Inside Your Cheek You Carry Stones

by Dorsey Craft

We sit together on the bed of a white pickup that draws
an empty trailer along an island road, just come from dropping

the boat in the water, from catching small rays and throwing
them back. Your toes drag gravel, rest on aluminum,

curl in the air like fish. When water bugs are snatched
from below, it seems they were never there. This is what

it is like when you are no longer beside me, when I watch
the trailer roll over your back, the spine I’ve kneaded

during cartoons, yellow light on our glasses in half dark,
the body I’ve learned and relearned as we grow old enough

to be barred from bed-sharing, to leap apart if doors
squeak open, learned that your body that is mine and more.

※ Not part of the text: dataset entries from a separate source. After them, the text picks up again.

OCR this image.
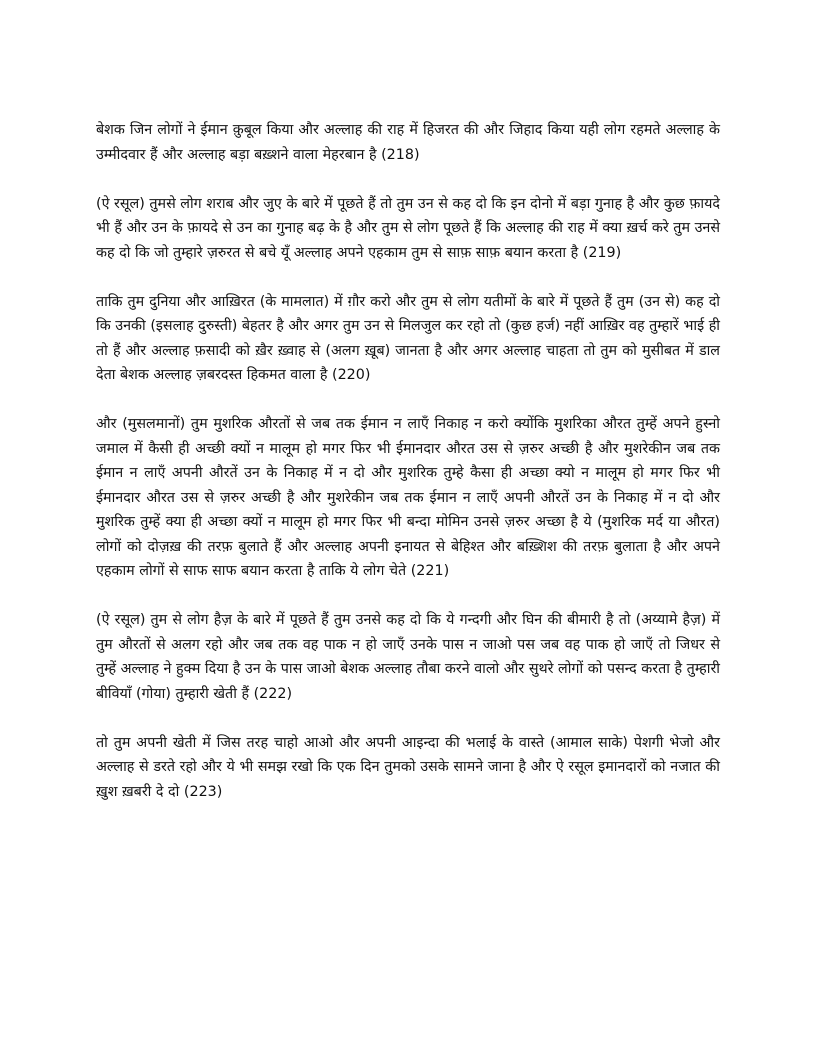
बेशक जिन लोगों ने ईमान क़ुबूल किया और अल्लाह की राह में हिजरत की और जिहाद किया यही लोग रहमते अल्लाह के उम्मीदवार हैं और अल्लाह बड़ा बख़्शने वाला मेहरबान है (218)

(ऐ रसूल) तुमसे लोग शराब और जुए के बारे में पूछते हैं तो तुम उन से कह दो कि इन दोनो में बड़ा गुनाह है और कुछ फ़ायदे भी हैं और उन के फ़ायदे से उन का गुनाह बढ़ के है और तुम से लोग पूछते हैं कि अल्लाह की राह में क्या ख़र्च करे तुम उनसे कह दो कि जो तुम्हारे ज़रुरत से बचे यूँ अल्लाह अपने एहकाम तुम से साफ़ साफ़ बयान करता है (219)

ताकि तुम दुनिया और आख़िरत (के मामलात) में ग़ौर करो और तुम से लोग यतीमों के बारे में पूछते हैं तुम (उन से) कह दो कि उनकी (इसलाह दुरुस्ती) बेहतर है और अगर तुम उन से मिलजुल कर रहो तो (कुछ हर्ज) नहीं आख़िर वह तुम्हारें भाई ही तो हैं और अल्लाह फ़सादी को ख़ैर ख़्वाह से (अलग ख़ूब) जानता है और अगर अल्लाह चाहता तो तुम को मुसीबत में डाल देता बेशक अल्लाह ज़बरदस्त हिकमत वाला है (220)

और (मुसलमानों) तुम मुशरिक औरतों से जब तक ईमान न लाएँ निकाह न करो क्योंकि मुशरिका औरत तुम्हें अपने हुस्नो जमाल में कैसी ही अच्छी क्यों न मालूम हो मगर फिर भी ईमानदार औरत उस से ज़रुर अच्छी है और मुशरेकीन जब तक ईमान न लाएँ अपनी औरतें उन के निकाह में न दो और मुशरिक तुम्हे कैसा ही अच्छा क्यो न मालूम हो मगर फिर भी ईमानदार औरत उस से ज़रुर अच्छी है और मुशरेकीन जब तक ईमान न लाएँ अपनी औरतें उन के निकाह में न दो और मुशरिक तुम्हें क्या ही अच्छा क्यों न मालूम हो मगर फिर भी बन्दा मोमिन उनसे ज़रुर अच्छा है ये (मुशरिक मर्द या औरत) लोगों को दोज़ख़ की तरफ़ बुलाते हैं और अल्लाह अपनी इनायत से बेहिश्त और बख़्शिश की तरफ़ बुलाता है और अपने एहकाम लोगों से साफ साफ बयान करता है ताकि ये लोग चेते (221)

(ऐ रसूल) तुम से लोग हैज़ के बारे में पूछते हैं तुम उनसे कह दो कि ये गन्दगी और घिन की बीमारी है तो (अय्यामे हैज़) में तुम औरतों से अलग रहो और जब तक वह पाक न हो जाएँ उनके पास न जाओ पस जब वह पाक हो जाएँ तो जिधर से तुम्हें अल्लाह ने हुक्म दिया है उन के पास जाओ बेशक अल्लाह तौबा करने वालो और सुथरे लोगों को पसन्द करता है तुम्हारी बीवियाँ (गोया) तुम्हारी खेती हैं (222)

तो तुम अपनी खेती में जिस तरह चाहो आओ और अपनी आइन्दा की भलाई के वास्ते (आमाल साके) पेशगी भेजो और अल्लाह से डरते रहो और ये भी समझ रखो कि एक दिन तुमको उसके सामने जाना है और ऐ रसूल इमानदारों को नजात की ख़ुश ख़बरी दे दो (223)
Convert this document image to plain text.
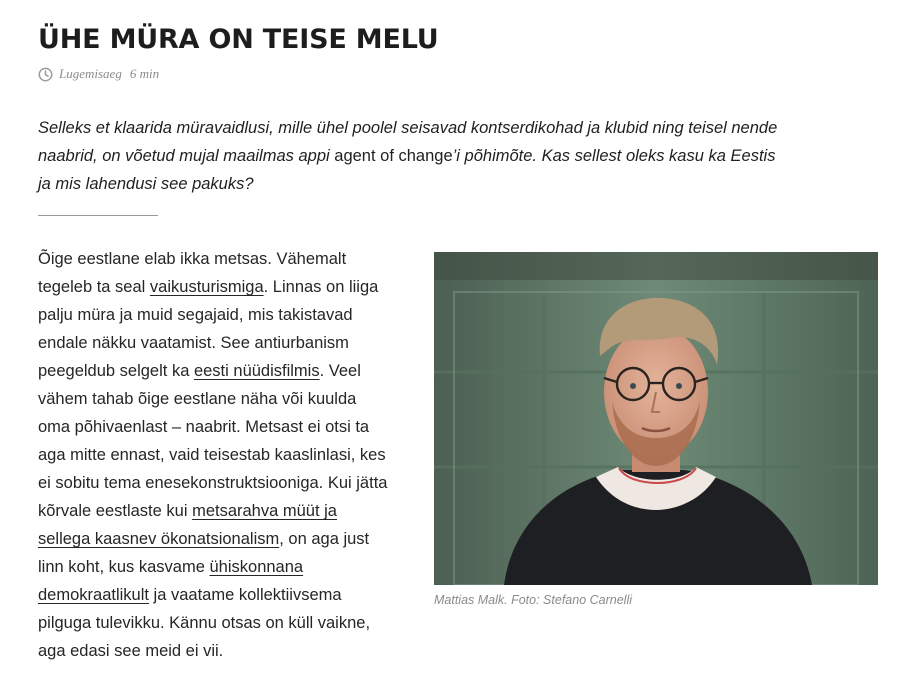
ÜHE MÜRA ON TEISE MELU
Lugemisaeg 6 min

Selleks et klaarida müravaidlusi, mille ühel poolel seisavad kontserdikohad ja klubid ning teisel nende naabrid, on võetud mujal maailmas appi agent of change’i põhimõte. Kas sellest oleks kasu ka Eestis ja mis lahendusi see pakuks?

Õige eestlane elab ikka metsas. Vähemalt tegeleb ta seal vaikusturismiga. Linnas on liiga palju müra ja muid segajaid, mis takistavad endale näkku vaatamist. See antiurbanism peegeldub selgelt ka eesti nüüdisfilmis. Veel vähem tahab õige eestlane näha või kuulda oma põhivaenlast – naabrit. Metsast ei otsi ta aga mitte ennast, vaid teisestab kaaslinlasi, kes ei sobitu tema enesekonstruktsiooniga. Kui jätta kõrvale eestlaste kui metsarahva müüt ja sellega kaasnev ökonatsionalism, on aga just linn koht, kus kasvame ühiskonnana demokraatlikult ja vaatame kollektiivsema pilguga tulevikku. Kännu otsas on küll vaikne, aga edasi see meid ei vii.

Mattias Malk. Foto: Stefano Carnelli
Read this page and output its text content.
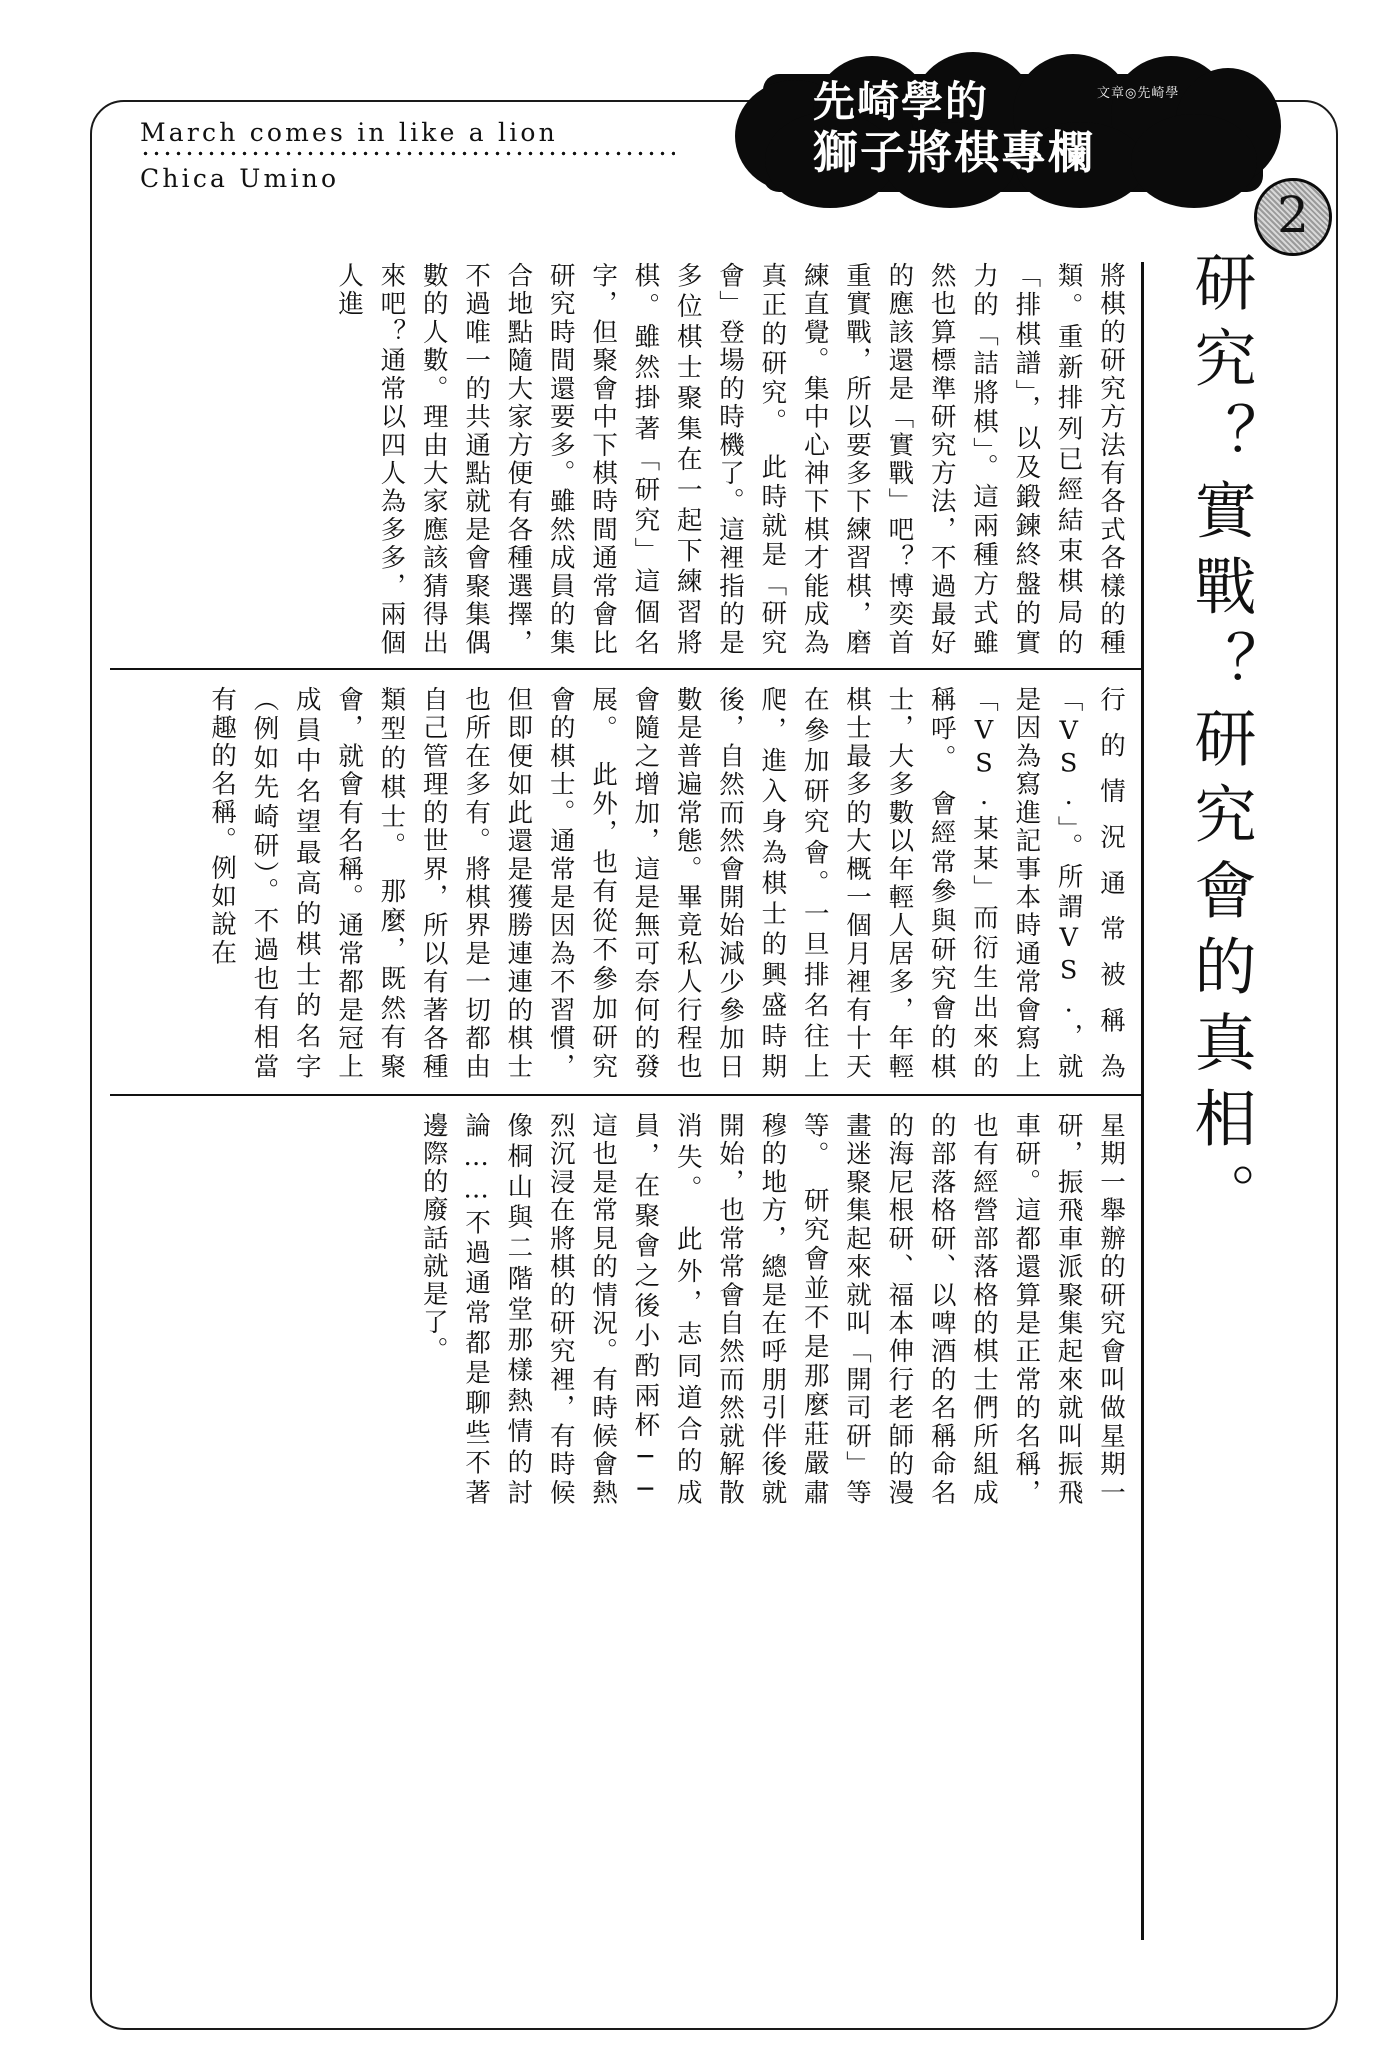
March comes in like a lion
Chica Umino
先崎學的
獅子將棋專欄
文章◎先崎學
2
研究？實戰？研究會的真相。
將棋的研究方法有各式各樣的種類。重新排列已經結束棋局的「排棋譜」，以及鍛鍊終盤的實力的「詰將棋」。這兩種方式雖然也算標準研究方法，不過最好的應該還是「實戰」吧？博奕首重實戰，所以要多下練習棋，磨練直覺。集中心神下棋才能成為真正的研究。　此時就是「研究會」登場的時機了。這裡指的是多位棋士聚集在一起下練習將棋。雖然掛著「研究」這個名字，但聚會中下棋時間通常會比研究時間還要多。雖然成員的集合地點隨大家方便有各種選擇，不過唯一的共通點就是會聚集偶數的人數。理由大家應該猜得出來吧？通常以四人為多多，兩個人進
行的情況通常被稱為「VS.」。所謂VS.，就是因為寫進記事本時通常會寫上「VS.某某」而衍生出來的稱呼。　會經常參與研究會的棋士，大多數以年輕人居多，年輕棋士最多的大概一個月裡有十天在參加研究會。一旦排名往上爬，進入身為棋士的興盛時期後，自然而然會開始減少參加日數是普遍常態。畢竟私人行程也會隨之增加，這是無可奈何的發展。　此外，也有從不參加研究會的棋士。通常是因為不習慣，但即便如此還是獲勝連連的棋士也所在多有。將棋界是一切都由自己管理的世界，所以有著各種類型的棋士。　那麼，既然有聚會，就會有名稱。通常都是冠上成員中名望最高的棋士的名字（例如先崎研）。不過也有相當有趣的名稱。例如說在
星期一舉辦的研究會叫做星期一研，振飛車派聚集起來就叫振飛車研。這都還算是正常的名稱，也有經營部落格的棋士們所組成的部落格研、以啤酒的名稱命名的海尼根研、福本伸行老師的漫畫迷聚集起來就叫「開司研」等等。　研究會並不是那麼莊嚴肅穆的地方，總是在呼朋引伴後就開始，也常常會自然而然就解散消失。　此外，志同道合的成員，在聚會之後小酌兩杯──這也是常見的情況。有時候會熱烈沉浸在將棋的研究裡，有時候像桐山與二階堂那樣熱情的討論……不過通常都是聊些不著邊際的廢話就是了。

When the stones lodge inside your cheek and never
come out again, when a tire tread purples your torso,

when the jagged new hairline is ripped, I remember
entering your house I’d inhale to try and name the scent

not quite my own. Stones came to mind. Screaming is not
what people do on coasters. My scream stopped a truck

and trailer your body couldn’t hold. I ran for the phone
to call the helicopter to whisk you off our island.

In your hospital bed, I asked if you remembered the rays,
their rippling backs as they disappeared deep. You asked

me to let you sleep. Cousin, follow me. I want us to dangle
again. I want to see which parts of us will break first.


Dorsey Craft
holds degrees from McNeese State University and Clemson University. Her work has appeared or is forthcoming in
Crab Orchard Review, The Massachusetts Review, Mid-American Review, Ninth Letter, Notre Dame Review, Rhino Poetry, Sugar House Review, and elsewhere. She is currently a Ph.D student in poetry at Florida State and the Assistant Poetry Editor of  The Southeast Review.